I don't think it is a discomfort with death, but rather the giving of death; one could argue the gifting of it. That's a pretty hard place to emotionally be, because we can only imagine what we as humans and mortals can never truly know....what does the dog think on the issue, of his world. I always felt that my beloved GSD, Pogo, who struggled with all sorts of health problems, remained out of loyalty to me. When Onion grew up enough to stop acting like a spaz brain, I think Pogo decided it was ok to pass the baton and let go.
Who knows the answers, really. What we do know is that Duncan is a dog who lived 17 years on this earth, traveled many places, had many fine adventures. He could have been a statistic. Not simply a shelter statistic, but I hope Duncan won't mind me saying that, this being her very first dog, she really had not a clue what she was doing Or getting into. Part of that getting into, though, was she had no clue of the precious bond and layered life that you live when welcoming a dog into your life. In her case, it not only took her on many adventures, but changed the course of her life.

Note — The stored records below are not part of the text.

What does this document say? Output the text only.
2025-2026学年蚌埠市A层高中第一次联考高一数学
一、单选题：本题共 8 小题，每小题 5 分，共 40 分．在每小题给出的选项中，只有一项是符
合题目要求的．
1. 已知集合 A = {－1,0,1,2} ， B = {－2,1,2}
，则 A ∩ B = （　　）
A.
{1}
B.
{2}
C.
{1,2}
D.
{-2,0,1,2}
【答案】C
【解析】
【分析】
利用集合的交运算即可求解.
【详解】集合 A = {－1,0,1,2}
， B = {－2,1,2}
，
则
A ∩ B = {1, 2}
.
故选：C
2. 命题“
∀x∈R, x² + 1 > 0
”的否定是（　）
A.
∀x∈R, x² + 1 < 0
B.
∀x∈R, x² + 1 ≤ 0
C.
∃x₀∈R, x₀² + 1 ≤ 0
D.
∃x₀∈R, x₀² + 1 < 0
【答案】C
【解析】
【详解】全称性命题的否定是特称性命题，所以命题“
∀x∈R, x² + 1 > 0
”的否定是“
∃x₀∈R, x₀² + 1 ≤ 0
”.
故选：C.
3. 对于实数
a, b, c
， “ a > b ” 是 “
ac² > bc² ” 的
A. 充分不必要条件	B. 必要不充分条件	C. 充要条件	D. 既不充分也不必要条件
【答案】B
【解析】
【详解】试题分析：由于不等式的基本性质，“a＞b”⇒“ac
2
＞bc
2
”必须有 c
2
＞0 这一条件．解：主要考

I don't really mourn Duncan. I can more celebrate him. He had a good life...a fine life for a Beagle, going on as many adventures as he did. He touched a lot of people along the way. He was a payback to shelters, for inspiring his owner in the ways that he did to involve herself in the cause. And without testicles, left a very definite legacy. That's good stuff right there. A life well lived, a journey of consequence, with lots of tail wags, fun smells and rich adventures along the way.